始まって十分もたたないうちに、リリアンは欠伸を噛み殺すことに集中することになってしまった。
机の前に立ちぼんやりと、書類の確認をしているギルバートを眺める。考えてみれば政務中の彼の姿を見るのは初めてだ。椅子の肘掛けに頬杖をつき書類に目を通す姿は、なかなかさまになっている。いつもと違って伏し目がちな瞳が、なんだか大人っぽい。
こうしていると、やはり彼の方が年上なのだななどとリリアンが考えていると。
「リリー」
書類に視線を落としたまま、ギルバートが手を差し出してきた。
ようやく自分の出番がやってきたと、リリアンは少し嬉しく思いながら机上のペンを取った。こんな馬鹿らしい仕事でも、ただ突っ立っているよりはずっといい。

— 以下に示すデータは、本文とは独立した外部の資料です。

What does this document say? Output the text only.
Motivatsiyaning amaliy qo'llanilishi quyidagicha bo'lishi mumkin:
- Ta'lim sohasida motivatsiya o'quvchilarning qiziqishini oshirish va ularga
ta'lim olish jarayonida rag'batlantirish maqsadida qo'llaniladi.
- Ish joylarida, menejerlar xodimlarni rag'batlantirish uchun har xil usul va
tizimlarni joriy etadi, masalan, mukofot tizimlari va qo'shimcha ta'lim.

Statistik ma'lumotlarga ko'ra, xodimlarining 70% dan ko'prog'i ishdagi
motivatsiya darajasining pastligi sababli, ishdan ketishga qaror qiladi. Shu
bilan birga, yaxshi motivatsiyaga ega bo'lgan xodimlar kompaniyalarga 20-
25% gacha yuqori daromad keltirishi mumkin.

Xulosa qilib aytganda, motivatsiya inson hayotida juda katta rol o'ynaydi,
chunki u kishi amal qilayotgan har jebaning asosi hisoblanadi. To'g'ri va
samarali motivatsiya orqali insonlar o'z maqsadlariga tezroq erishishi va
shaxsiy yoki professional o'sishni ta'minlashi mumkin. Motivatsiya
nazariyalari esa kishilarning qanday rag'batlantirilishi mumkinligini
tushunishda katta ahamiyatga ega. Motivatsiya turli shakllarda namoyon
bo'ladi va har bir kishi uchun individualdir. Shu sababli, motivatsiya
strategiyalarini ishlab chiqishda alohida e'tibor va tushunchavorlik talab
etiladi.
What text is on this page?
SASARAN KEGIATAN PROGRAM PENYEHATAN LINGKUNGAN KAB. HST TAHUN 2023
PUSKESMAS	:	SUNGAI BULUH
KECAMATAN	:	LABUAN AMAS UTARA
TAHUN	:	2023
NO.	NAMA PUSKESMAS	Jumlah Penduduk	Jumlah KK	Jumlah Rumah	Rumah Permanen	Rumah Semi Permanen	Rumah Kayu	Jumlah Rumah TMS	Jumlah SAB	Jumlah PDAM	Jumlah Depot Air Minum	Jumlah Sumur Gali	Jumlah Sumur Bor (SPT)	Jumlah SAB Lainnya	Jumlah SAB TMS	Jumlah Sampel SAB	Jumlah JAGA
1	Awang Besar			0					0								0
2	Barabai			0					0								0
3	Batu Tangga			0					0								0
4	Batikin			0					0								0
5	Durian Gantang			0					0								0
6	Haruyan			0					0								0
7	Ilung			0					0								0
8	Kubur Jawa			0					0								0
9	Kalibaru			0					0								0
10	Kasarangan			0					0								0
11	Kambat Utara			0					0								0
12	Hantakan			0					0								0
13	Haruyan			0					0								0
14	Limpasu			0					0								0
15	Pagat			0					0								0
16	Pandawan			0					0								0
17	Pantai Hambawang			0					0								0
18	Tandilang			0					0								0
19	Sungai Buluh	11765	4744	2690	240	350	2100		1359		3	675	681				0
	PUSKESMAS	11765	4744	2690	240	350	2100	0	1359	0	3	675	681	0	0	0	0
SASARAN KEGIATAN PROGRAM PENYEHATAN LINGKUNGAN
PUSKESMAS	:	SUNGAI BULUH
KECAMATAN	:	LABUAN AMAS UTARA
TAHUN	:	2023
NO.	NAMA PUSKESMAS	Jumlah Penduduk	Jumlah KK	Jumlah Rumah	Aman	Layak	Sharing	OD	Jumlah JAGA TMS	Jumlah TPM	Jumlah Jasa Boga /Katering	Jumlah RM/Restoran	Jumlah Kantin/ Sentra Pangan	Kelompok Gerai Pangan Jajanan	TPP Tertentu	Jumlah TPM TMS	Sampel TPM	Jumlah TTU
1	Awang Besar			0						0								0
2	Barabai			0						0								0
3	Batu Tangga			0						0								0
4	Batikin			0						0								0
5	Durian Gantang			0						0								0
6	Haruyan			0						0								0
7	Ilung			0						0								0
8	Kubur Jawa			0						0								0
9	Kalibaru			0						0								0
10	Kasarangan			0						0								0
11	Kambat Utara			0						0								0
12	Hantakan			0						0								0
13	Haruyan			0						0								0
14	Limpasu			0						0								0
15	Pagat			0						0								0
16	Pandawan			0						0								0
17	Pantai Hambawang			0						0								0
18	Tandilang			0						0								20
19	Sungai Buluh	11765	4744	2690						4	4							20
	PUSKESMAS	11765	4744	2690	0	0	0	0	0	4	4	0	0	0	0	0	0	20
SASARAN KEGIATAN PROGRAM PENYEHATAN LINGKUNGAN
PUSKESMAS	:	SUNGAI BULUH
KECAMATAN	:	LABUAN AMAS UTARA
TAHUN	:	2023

そして意気揚々とギルバートの手にペンを渡そうとしたとき。
「え?」
彼の手が、差し出してきたリリアンの手を掴んだ。
受け取らなかったペンは机から床に落ち、そのままコロコロと転がっていく。
「え? あの……ギル?」
ギルバートの大きな手はリリアンの手をしっかり握りしめている。やがてしなやかだけど少し骨ばった指が動きだし、リリアンの手の平や甲を撫で始めた。